Judge Denies Injunction Request by Starbuds in Grow License Denial Case

A Denver District Court judge has given the owners of Starbuds until Sept. 3 to finish harvesting the maturing plants in its grow facility, after which they must destroy any that remain, according to a report by the Denver Post.

The order comes after Judge Ross B.H. Buchanan denied the company’s preliminary injunction request against the denial of a routine cultivation license by Department of Excise and Licenses Executive Director Stacie Loucks.

The denial is the first ever by the city; made on the grounds that the grow operation is a detriment to the residents’ quality of life and hindered the neighborhood’s prospects for improvement. Starbuds says that their renewal should not have been up for an administrative hearing, which sparked the community protest.

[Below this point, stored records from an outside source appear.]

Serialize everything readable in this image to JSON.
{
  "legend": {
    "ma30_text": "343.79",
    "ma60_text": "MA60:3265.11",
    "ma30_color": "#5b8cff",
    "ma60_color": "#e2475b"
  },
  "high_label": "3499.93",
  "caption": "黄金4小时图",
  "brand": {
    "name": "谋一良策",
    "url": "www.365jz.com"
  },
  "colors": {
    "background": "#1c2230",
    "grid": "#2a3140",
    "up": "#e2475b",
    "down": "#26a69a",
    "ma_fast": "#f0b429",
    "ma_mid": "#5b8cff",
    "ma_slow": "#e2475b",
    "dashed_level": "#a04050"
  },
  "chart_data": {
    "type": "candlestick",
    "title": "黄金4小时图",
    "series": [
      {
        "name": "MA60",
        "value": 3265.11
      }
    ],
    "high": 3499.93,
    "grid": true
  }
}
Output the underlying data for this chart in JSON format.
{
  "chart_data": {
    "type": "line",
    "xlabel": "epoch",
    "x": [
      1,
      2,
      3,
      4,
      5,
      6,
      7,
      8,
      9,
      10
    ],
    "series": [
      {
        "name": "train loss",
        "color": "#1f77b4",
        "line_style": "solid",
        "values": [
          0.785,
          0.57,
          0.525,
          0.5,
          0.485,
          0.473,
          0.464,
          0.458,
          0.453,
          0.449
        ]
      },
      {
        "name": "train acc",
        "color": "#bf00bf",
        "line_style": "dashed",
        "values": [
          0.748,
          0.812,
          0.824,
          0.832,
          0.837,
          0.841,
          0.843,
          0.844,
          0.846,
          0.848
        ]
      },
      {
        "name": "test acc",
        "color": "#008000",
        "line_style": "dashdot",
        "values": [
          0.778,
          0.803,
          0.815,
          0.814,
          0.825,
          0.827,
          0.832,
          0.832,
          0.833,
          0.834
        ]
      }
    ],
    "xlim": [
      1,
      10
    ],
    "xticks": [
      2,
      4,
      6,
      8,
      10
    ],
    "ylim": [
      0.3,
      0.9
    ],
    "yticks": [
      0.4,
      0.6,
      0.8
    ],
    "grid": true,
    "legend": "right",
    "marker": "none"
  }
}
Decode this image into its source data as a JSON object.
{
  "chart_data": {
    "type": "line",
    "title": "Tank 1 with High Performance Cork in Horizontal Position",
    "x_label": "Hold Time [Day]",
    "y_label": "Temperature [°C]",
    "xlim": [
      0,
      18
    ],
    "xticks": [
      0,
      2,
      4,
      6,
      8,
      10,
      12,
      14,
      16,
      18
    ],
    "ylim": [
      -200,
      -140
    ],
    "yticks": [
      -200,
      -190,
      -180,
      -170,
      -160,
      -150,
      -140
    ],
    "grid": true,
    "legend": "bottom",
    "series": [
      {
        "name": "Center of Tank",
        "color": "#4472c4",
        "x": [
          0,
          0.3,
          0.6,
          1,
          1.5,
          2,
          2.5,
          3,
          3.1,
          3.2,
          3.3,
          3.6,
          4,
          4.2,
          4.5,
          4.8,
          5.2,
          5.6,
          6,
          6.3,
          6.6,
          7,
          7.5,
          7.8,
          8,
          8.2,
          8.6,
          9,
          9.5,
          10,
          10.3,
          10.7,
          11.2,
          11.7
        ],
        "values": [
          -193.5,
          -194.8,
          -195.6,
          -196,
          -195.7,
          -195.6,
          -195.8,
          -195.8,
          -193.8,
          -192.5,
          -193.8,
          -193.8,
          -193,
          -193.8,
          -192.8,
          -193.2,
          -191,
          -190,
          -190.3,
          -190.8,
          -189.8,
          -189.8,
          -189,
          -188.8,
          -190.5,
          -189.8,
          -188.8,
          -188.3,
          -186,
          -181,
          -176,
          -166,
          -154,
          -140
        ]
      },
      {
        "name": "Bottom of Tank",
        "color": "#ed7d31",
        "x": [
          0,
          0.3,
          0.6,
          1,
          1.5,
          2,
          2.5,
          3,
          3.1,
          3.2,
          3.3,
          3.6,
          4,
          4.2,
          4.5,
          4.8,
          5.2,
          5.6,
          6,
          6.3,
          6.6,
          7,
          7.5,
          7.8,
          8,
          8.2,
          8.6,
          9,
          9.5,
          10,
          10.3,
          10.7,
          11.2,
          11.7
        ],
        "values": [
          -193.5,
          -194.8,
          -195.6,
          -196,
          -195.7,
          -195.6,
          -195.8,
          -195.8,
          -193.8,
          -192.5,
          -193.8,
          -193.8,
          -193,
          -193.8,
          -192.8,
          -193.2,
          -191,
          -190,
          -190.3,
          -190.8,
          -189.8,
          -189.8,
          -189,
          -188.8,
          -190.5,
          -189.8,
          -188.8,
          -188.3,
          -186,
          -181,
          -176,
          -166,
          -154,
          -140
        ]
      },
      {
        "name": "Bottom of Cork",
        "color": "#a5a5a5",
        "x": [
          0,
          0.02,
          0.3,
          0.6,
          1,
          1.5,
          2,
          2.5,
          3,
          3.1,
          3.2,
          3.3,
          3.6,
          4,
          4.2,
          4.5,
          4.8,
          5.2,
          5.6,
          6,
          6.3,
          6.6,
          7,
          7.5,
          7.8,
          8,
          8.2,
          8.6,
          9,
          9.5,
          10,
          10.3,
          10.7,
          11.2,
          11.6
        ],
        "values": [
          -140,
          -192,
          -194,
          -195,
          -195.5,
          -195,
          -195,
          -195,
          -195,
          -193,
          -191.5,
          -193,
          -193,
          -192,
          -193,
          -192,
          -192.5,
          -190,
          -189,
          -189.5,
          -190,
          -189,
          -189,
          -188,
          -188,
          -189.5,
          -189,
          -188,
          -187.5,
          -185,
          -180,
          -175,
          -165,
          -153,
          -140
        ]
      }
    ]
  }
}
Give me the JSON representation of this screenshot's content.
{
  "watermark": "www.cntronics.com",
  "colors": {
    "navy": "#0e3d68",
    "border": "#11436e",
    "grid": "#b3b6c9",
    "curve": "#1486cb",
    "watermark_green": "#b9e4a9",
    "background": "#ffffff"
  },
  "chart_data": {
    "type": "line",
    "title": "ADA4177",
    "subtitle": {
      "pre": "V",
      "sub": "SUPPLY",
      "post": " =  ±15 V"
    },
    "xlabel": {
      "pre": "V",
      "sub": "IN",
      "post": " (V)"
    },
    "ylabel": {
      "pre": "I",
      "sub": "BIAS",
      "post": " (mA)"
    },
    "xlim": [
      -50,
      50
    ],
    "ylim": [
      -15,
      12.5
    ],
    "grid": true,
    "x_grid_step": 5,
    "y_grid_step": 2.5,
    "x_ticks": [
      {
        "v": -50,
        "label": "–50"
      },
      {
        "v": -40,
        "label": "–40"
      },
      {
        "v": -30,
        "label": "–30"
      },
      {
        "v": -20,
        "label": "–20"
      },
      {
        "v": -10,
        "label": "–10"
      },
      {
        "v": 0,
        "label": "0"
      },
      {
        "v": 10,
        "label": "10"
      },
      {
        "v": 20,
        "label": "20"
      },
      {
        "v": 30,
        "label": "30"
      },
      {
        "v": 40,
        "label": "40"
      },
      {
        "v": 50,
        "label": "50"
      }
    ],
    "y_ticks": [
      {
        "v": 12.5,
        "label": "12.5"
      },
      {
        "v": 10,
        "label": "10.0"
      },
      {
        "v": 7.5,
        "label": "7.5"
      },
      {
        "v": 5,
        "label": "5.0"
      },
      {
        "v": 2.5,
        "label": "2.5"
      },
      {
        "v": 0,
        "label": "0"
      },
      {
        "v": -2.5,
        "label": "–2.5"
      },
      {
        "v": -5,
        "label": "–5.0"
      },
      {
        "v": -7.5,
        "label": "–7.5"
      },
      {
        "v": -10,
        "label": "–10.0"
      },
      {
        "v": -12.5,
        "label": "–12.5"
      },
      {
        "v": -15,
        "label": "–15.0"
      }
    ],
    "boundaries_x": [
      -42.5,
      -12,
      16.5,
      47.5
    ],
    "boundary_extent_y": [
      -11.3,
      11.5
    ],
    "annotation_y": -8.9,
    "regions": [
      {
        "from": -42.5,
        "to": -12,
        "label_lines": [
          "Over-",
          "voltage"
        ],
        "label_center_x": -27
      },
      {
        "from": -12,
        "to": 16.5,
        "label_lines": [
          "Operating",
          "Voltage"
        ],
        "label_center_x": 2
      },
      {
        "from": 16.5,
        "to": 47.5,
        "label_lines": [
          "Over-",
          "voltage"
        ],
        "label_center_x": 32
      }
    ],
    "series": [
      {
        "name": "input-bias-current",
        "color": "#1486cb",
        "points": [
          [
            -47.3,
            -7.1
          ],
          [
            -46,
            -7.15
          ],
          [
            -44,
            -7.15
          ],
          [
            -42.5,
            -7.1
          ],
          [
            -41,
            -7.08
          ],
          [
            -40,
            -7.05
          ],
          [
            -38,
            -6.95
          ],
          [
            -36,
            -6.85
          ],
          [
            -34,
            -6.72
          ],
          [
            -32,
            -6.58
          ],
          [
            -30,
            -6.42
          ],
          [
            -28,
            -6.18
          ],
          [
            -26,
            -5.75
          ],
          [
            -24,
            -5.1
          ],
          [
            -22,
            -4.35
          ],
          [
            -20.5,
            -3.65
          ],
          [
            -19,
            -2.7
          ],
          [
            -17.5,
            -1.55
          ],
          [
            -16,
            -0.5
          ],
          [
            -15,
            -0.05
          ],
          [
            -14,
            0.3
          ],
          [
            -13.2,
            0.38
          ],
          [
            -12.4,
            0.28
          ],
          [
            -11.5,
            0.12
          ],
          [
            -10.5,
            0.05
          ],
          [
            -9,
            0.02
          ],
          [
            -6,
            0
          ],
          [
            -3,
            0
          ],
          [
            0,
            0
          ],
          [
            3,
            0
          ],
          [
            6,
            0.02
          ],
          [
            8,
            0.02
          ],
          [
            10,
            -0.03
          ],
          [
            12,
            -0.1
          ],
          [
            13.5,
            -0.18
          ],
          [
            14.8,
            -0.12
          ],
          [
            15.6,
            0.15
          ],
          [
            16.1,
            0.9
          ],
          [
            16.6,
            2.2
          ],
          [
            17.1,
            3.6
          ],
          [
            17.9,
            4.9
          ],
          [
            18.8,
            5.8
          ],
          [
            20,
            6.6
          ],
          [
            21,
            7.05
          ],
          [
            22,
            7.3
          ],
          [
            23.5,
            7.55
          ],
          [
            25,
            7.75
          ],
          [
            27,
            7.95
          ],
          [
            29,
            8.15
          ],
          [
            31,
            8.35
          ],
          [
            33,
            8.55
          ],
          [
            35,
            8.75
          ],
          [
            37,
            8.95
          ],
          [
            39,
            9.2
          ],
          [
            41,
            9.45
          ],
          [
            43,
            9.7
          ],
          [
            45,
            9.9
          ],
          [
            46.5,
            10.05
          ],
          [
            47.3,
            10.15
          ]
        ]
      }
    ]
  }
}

City attorneys plan on filing a motion asking the judge to dismiss the case. However, according to Starbuds attorney Jim McTurnan, if the chain survives the motion the judge could consider the injunction challenge more fully. He said Buchanan used a broad interpretation of the marijuana code, giving the excise department leeway to decide when to hold administrative hearings, which would be “problematic for the industry.”

“We’re certainly concerned about what precedent this might set,” McTurnan said in the report.

Last month, the City Council passed an odor-control ordinance aimed at stemming cannabis cultivation odors which take effect next year. Starbuds has already installed four carbon filters at the grow site in response to community pushback.